La autodomesticación del gato

Con la llegada del Cuaternario se produjo la aparición del género Felis, del que parten los actuales gatos salvajes, incluyendo el gato de Martelli (Felis lunensis), hace dos millones de años. Este dio lugar al gato montés (Felis silvestris), el cual se divide en tres subespecies: la europea (F. s. silvestris), la de África y Oriente Próximo (F. s. lybica) y la de Oriente Medio y Asia Central (F. s. ornata). Algunos autores consideran una cuarta subespecie procedente de las zonas desérticas de China (F. s. bieti), aunque otros piensan que este último es una especie diferente.

El gato doméstico actual (Felis catus) procede de la subespecie de gato montés africano (F. silvestris lybica), la cual se caracteriza por ser relativamente dócil.

Durante mucho tiempo se ha creído que el gato fue domesticado en el antiguo Egipto, hace 3.000–4.000 años. Sin embargo, estudios recientes, comparando los ADN de gatos salvajes y gatos domésticos, han demostrado que la domesticación de este animal data de hace alrededor de 10.000 años en la región del Creciente Fértil, el actual Iraq. Concretamente, dicho suceso se produjo debido al inicio de la agricultura, sirviendo estos animales para mantener limpios de ratones los almacenes de grano y beneficiándose tanto los humanos como los gatos.
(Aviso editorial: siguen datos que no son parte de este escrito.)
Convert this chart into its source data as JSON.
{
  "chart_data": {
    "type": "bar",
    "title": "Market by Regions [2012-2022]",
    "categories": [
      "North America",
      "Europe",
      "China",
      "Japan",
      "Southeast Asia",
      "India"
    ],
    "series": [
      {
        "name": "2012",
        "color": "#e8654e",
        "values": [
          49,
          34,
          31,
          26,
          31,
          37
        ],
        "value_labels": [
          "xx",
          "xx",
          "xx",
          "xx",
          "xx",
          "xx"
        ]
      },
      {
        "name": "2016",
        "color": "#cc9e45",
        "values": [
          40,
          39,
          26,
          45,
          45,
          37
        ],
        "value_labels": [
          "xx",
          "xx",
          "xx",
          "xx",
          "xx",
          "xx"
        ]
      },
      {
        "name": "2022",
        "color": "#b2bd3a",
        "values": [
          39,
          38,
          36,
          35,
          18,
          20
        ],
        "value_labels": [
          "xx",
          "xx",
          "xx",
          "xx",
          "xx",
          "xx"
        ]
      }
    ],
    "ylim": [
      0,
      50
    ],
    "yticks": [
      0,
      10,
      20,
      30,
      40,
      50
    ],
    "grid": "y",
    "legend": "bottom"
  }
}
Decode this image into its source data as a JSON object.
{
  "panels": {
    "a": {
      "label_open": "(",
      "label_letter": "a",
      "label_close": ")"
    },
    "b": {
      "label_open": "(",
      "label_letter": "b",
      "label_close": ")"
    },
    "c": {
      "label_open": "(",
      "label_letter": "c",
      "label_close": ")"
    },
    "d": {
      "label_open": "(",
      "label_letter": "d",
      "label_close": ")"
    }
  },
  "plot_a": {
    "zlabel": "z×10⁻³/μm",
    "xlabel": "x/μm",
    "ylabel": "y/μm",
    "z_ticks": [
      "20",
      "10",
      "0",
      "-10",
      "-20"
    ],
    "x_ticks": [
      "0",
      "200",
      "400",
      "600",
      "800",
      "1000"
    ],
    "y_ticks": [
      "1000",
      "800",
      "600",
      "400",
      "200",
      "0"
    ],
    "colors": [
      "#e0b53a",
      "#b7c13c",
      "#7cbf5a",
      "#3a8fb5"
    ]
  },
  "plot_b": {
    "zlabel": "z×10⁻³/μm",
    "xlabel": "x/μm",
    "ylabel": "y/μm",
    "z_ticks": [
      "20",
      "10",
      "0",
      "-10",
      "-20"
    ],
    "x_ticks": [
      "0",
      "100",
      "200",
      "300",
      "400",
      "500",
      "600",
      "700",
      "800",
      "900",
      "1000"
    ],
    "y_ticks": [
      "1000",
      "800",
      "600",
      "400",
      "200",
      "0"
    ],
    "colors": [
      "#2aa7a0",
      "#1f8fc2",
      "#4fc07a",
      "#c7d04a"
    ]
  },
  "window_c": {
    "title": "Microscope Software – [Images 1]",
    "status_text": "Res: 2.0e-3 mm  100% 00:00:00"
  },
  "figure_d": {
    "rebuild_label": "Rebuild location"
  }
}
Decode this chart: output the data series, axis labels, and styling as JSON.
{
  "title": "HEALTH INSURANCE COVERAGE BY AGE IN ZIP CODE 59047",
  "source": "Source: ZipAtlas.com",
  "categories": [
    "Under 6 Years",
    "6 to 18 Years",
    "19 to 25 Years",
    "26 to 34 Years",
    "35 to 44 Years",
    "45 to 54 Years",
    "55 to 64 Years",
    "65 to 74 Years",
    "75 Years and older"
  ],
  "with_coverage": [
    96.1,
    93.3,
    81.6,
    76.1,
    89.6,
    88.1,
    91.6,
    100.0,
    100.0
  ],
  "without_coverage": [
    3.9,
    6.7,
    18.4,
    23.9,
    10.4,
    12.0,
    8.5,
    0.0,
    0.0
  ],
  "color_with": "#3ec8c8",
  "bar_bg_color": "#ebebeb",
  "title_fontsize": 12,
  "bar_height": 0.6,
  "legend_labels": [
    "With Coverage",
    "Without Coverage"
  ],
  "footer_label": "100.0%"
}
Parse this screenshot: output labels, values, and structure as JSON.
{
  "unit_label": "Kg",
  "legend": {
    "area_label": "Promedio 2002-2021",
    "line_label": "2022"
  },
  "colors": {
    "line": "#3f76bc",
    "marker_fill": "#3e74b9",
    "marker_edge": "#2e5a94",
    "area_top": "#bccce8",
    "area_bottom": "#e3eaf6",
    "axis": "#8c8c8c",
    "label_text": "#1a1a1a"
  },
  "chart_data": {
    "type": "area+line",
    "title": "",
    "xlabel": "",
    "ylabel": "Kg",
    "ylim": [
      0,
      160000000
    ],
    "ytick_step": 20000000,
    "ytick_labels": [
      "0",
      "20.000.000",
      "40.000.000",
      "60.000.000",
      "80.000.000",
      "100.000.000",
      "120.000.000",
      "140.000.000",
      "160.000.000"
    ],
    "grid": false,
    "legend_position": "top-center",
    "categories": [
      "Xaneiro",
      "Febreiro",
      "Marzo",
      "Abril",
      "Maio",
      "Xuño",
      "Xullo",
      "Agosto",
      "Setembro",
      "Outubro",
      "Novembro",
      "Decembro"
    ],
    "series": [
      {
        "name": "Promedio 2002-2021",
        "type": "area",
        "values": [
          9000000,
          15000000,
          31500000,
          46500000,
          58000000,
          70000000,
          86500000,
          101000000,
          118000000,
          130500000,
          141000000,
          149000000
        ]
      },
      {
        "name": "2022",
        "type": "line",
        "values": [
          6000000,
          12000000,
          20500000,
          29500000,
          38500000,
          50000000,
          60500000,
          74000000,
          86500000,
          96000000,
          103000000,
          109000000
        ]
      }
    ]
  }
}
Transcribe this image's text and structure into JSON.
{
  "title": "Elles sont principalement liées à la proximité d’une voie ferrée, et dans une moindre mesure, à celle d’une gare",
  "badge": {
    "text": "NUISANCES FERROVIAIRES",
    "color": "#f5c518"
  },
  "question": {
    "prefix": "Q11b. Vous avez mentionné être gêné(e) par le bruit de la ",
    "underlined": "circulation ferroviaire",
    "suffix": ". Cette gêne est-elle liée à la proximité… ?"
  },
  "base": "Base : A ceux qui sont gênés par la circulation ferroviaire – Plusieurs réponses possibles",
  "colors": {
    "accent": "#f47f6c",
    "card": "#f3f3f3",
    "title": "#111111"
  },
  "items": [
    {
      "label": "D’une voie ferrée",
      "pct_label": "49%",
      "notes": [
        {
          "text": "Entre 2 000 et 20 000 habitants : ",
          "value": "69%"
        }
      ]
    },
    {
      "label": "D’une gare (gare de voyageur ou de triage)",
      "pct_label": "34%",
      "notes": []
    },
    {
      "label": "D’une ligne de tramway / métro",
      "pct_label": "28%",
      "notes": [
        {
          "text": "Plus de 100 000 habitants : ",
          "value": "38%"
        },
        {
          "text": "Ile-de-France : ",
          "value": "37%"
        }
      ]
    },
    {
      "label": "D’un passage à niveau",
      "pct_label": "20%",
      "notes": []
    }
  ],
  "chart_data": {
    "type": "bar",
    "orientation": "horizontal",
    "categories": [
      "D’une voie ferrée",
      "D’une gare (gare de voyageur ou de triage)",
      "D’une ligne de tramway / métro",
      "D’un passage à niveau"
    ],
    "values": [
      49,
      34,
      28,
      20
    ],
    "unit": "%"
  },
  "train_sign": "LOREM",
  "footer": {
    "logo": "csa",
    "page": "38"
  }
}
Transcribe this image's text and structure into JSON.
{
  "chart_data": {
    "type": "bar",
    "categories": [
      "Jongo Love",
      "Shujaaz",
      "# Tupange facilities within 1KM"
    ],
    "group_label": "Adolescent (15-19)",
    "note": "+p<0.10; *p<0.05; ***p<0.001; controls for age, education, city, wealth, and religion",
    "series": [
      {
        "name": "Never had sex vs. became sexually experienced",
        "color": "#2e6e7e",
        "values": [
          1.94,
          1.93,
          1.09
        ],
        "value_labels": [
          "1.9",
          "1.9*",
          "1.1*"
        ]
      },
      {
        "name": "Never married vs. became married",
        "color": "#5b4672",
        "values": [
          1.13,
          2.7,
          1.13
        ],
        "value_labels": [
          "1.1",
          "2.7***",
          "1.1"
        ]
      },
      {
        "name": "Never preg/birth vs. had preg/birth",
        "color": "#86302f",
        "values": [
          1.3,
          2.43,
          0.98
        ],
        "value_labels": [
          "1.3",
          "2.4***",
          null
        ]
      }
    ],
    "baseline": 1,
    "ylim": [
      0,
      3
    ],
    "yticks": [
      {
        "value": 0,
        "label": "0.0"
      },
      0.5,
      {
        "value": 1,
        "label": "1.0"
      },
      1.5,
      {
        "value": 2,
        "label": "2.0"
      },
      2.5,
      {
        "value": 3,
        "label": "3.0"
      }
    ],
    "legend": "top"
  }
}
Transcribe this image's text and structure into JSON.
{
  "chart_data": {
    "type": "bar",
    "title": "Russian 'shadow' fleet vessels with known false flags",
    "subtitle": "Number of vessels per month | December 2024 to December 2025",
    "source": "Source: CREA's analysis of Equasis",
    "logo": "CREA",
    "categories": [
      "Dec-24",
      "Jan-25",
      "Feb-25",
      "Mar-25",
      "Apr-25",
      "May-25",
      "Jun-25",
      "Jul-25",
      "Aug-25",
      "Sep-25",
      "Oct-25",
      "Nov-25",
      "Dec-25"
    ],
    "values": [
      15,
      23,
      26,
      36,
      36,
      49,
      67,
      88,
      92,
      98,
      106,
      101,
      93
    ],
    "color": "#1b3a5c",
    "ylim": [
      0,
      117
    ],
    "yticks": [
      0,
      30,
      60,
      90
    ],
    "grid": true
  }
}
No obstante, en el caso del gato se podría hablar más bien de una “autodomesticación”, ya que este se fue acercando al hombre para obtener alimento y, de forma gradual, fue perdiendo el temor y empezó a interaccionar con el ser humano.

El gato no se acercó al hombre por sumisión ni por necesidad, sino por el mero hecho de que podía obtener beneficio de este de una forma sencilla. Y, a día de hoy, todavía perdura este acuerdo entre el gato y el humano.